Finding vulnerabilities is easier than you think. There are exposed application search engines on the Internet, such as Shodan, where you can search for exposed services through open ports. This type of tool is widely used to search for vulnerable services and exploit them.
How to identify and check for open ports on a home router
There are two main ways to identify and check for open ports on your router.
- Router configuration: The first is to 9 and see which ports are open and to which services they are directed.
- Port scan: If it is not possible to look at the router or if you want to double-check, the way to assess what my router has open is to perform a port scan against my internet IP. There are online services that allow this process and indicate if there are any open ports and even additional information about which service is running.
To find out our public IP address, just search for «what is my IP address» in Google, and the search engine itself will tell us what our IP address is.

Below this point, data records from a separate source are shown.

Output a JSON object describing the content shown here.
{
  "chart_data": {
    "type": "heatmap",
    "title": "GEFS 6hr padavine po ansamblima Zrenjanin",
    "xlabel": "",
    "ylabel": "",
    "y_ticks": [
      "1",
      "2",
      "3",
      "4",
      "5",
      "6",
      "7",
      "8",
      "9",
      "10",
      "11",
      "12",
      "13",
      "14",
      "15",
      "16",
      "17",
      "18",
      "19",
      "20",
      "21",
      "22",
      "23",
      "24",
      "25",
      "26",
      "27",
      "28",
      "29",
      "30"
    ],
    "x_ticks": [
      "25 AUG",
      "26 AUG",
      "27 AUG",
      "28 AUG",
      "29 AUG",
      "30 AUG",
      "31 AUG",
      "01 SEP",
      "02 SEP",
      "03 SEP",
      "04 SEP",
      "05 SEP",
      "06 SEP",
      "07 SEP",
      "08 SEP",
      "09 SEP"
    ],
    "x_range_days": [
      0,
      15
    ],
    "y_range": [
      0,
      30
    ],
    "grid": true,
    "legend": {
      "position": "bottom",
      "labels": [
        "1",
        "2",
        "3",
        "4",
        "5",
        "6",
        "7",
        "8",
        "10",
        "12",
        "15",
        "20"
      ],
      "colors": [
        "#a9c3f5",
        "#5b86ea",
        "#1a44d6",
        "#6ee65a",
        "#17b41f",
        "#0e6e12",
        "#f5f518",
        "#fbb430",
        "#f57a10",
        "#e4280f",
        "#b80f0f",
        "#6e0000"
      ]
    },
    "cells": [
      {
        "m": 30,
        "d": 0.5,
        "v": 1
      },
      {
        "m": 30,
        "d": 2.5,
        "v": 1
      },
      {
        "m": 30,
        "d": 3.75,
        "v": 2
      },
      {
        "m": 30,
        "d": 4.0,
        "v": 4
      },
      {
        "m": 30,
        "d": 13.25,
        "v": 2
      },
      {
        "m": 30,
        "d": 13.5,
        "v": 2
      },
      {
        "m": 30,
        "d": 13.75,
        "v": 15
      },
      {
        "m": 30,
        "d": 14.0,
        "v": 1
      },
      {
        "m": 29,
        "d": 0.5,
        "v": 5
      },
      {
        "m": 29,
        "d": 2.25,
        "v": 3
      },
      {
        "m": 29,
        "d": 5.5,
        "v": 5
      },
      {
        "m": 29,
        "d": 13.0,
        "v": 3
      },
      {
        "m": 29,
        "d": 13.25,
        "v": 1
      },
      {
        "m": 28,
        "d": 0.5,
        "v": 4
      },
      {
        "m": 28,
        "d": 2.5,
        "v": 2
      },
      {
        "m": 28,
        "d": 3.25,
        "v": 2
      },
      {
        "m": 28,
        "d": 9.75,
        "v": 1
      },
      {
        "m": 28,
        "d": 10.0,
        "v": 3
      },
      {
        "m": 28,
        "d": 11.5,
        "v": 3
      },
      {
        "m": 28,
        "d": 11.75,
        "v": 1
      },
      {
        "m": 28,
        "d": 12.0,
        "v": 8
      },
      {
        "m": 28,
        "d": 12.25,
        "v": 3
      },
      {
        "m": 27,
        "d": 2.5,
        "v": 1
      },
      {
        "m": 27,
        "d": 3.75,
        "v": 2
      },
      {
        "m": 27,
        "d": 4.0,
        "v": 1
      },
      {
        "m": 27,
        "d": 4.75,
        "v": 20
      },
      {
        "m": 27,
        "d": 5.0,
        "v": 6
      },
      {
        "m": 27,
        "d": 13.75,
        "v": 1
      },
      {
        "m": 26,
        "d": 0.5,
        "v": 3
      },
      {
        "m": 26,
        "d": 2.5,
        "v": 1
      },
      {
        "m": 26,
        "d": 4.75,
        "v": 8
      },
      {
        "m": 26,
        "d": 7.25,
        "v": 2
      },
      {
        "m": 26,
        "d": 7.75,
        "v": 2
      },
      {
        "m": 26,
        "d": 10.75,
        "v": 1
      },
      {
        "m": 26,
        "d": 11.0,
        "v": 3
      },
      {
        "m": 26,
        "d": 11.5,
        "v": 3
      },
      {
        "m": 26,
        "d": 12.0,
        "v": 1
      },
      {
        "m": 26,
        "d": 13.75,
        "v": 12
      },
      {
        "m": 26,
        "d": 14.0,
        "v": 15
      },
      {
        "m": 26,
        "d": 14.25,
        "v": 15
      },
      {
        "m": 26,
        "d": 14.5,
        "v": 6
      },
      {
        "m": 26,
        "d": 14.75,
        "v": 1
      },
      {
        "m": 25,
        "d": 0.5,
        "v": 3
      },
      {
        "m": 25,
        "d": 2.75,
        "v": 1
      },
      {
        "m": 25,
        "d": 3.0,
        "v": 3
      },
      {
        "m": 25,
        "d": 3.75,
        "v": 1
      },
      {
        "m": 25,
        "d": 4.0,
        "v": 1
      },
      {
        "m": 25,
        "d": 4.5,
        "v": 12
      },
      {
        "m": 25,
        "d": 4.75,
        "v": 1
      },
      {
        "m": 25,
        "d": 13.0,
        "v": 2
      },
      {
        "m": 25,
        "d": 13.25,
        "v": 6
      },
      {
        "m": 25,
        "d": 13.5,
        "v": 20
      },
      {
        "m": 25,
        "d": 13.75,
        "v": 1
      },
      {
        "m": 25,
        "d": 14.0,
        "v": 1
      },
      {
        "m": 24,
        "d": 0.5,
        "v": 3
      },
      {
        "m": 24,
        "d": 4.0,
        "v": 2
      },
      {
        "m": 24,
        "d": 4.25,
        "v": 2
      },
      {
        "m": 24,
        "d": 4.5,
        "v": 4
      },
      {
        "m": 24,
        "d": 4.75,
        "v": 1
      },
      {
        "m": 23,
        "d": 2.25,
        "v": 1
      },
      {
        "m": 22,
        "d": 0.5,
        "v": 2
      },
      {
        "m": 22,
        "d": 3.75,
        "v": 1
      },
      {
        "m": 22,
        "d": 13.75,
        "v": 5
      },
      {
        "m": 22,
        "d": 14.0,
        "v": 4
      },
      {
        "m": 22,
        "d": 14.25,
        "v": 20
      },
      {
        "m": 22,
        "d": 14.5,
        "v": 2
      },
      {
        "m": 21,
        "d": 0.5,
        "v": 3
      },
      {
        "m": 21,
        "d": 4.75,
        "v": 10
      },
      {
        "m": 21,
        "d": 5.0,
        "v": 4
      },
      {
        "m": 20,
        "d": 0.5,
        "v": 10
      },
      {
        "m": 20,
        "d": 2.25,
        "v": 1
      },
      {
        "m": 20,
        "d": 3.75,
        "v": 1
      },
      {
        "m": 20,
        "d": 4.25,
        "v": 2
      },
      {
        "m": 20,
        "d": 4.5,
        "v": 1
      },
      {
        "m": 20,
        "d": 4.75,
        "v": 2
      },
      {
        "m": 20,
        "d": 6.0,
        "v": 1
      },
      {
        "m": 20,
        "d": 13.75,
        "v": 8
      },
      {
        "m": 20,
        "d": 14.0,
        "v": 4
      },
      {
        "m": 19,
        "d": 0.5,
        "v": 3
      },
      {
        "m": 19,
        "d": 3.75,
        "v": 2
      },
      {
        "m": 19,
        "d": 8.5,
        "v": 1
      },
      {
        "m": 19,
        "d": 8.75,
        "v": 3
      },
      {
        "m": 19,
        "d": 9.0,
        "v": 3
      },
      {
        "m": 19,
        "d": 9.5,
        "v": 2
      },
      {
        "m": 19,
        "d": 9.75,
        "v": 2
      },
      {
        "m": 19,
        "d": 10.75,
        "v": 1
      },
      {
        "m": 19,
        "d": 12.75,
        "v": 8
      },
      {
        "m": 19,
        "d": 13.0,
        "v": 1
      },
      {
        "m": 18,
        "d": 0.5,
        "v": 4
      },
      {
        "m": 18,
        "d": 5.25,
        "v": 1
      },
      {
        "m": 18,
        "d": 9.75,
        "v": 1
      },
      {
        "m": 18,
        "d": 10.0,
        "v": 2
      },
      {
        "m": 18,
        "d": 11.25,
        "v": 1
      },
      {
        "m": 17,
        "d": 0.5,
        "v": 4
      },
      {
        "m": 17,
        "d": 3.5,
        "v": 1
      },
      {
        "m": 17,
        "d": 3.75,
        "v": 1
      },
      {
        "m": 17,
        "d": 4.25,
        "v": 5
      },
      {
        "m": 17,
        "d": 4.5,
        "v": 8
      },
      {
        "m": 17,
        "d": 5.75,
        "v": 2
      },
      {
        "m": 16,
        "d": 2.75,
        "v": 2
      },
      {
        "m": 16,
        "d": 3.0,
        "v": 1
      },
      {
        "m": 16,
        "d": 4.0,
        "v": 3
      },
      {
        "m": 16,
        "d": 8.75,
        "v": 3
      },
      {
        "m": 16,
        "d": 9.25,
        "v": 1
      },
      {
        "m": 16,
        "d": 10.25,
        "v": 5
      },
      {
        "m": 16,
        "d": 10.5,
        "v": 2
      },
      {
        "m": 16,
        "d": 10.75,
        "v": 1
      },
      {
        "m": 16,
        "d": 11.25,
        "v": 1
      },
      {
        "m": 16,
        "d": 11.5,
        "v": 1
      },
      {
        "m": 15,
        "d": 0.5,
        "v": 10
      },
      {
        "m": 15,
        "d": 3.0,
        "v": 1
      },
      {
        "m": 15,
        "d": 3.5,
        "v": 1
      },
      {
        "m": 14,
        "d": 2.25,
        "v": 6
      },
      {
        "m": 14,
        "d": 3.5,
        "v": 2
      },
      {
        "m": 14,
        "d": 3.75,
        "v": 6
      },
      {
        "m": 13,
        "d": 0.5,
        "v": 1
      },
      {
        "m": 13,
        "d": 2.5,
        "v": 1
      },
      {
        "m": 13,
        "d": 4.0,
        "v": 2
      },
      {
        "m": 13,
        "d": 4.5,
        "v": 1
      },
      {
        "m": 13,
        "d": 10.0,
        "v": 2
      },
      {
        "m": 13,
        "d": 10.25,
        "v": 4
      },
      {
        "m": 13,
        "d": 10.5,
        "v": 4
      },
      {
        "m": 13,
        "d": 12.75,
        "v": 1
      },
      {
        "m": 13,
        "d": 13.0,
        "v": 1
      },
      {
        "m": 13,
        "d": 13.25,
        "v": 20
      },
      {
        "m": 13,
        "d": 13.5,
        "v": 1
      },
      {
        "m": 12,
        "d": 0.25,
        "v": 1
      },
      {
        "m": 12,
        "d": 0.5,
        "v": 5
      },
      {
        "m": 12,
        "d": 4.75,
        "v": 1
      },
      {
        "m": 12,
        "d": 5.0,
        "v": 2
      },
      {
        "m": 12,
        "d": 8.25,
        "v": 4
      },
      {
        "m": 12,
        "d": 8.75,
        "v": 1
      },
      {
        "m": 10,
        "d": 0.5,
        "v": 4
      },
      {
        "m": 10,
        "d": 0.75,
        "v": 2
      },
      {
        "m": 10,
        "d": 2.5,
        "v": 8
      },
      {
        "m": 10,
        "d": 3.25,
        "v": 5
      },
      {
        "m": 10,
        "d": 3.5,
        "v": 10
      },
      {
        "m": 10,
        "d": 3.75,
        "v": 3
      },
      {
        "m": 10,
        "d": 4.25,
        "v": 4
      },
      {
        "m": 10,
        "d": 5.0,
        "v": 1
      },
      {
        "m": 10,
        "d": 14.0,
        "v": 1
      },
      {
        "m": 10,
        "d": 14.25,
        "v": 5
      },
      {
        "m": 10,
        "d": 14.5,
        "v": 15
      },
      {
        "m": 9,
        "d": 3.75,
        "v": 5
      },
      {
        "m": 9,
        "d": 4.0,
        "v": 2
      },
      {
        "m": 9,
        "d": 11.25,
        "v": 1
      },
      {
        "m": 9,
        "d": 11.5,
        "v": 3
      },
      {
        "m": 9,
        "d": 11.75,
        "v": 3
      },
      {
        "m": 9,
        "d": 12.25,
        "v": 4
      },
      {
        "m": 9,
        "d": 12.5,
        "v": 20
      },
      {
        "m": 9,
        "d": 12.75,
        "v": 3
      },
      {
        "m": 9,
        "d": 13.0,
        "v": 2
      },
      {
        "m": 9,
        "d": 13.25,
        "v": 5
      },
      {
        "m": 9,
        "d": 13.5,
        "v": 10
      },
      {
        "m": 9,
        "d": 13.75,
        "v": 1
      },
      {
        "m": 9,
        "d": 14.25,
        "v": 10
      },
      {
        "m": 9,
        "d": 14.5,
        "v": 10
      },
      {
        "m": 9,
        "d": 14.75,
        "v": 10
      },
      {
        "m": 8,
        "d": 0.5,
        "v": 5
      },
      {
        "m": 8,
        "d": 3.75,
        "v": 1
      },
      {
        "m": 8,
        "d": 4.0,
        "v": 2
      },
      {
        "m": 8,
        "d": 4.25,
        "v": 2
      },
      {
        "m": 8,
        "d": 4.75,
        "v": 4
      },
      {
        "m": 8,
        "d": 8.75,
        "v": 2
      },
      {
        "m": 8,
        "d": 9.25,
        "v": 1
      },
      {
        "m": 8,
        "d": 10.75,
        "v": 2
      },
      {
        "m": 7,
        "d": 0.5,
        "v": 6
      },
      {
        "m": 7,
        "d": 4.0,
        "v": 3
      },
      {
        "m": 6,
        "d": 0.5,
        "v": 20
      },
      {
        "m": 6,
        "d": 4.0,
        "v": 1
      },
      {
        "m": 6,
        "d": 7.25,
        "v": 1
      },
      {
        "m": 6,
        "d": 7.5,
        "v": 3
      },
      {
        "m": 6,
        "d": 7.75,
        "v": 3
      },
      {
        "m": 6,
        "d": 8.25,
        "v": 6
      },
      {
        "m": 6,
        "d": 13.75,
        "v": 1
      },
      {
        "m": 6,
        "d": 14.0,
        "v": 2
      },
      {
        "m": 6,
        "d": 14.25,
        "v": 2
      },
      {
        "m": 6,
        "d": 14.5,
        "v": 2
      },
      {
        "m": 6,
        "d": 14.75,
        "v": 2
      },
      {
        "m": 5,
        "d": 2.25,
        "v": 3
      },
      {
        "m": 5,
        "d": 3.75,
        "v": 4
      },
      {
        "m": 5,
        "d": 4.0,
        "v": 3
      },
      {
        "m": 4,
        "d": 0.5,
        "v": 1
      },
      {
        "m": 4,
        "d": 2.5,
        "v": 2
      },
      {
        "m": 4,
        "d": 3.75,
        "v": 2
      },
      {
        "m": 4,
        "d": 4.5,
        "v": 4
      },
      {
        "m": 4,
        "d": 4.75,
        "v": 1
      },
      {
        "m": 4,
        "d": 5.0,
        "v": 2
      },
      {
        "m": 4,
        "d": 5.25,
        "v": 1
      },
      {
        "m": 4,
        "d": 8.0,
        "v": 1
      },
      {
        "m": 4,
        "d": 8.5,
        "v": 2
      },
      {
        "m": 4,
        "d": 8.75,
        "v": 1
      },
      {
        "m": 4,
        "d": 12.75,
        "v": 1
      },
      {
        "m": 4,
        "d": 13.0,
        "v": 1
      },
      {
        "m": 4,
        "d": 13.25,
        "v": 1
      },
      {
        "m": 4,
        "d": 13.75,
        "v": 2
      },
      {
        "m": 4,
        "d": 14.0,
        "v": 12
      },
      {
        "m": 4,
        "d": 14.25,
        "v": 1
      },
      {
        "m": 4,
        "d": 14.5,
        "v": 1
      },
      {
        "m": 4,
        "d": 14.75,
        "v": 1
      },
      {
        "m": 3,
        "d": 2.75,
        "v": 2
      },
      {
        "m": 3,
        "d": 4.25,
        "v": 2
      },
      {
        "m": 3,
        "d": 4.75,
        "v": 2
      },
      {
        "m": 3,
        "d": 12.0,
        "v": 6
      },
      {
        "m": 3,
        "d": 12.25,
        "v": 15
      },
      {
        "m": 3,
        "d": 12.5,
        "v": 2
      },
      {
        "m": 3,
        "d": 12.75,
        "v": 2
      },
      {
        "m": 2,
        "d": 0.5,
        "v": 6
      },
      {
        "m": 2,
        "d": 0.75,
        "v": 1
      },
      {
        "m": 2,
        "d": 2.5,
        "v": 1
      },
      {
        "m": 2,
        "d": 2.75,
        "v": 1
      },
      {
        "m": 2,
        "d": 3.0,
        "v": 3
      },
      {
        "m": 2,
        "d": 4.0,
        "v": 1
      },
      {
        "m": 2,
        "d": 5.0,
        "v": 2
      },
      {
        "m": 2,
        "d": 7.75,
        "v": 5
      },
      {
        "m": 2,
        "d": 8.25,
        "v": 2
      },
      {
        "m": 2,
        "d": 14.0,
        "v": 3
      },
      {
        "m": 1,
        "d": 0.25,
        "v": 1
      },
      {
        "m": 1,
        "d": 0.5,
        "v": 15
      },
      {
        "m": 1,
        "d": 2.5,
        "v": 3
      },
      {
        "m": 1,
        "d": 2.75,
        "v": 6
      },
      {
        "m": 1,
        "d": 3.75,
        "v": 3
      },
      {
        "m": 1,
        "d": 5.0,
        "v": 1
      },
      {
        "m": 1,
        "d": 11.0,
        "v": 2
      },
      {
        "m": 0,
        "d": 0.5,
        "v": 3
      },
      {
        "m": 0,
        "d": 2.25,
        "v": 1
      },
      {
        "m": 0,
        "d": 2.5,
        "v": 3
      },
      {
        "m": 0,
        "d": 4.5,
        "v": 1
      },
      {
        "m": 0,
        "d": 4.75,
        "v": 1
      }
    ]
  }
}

If you have another internet connection, you can do the same with tools like Nmap, which allows you to scan the entire port range and will give you a lot of information.
By default, a router installed by a telephone provider does not have any open ports. Even so, it is a good idea to periodically check if this configuration has changed.
Why you should have proper control of open ports
The golden rule is: if you don’t need it, don’t open a port on your router.
By not exposing services to the Internet, our router will act as a firewall, and all attack attempts will come to nothing since the attack surface is nil as no application is exposed to the Internet that could be susceptible to attack. It should be noted that excuses such as «I don’t have anything important on my computer» or «I only use it to play games» do not exempt you from problems.
Don’t let your guard down: even if you don’t have anything to steal, your computer can serve as a launching pad for cyberattacks
Even if there is no sensitive information on your device that can be stolen, cybercriminals can use it to carry out attacks in which you appear as the sender. From that moment on, even if you are innocent, you will have to explain yourself and you will be immersed in a not very pleasant process.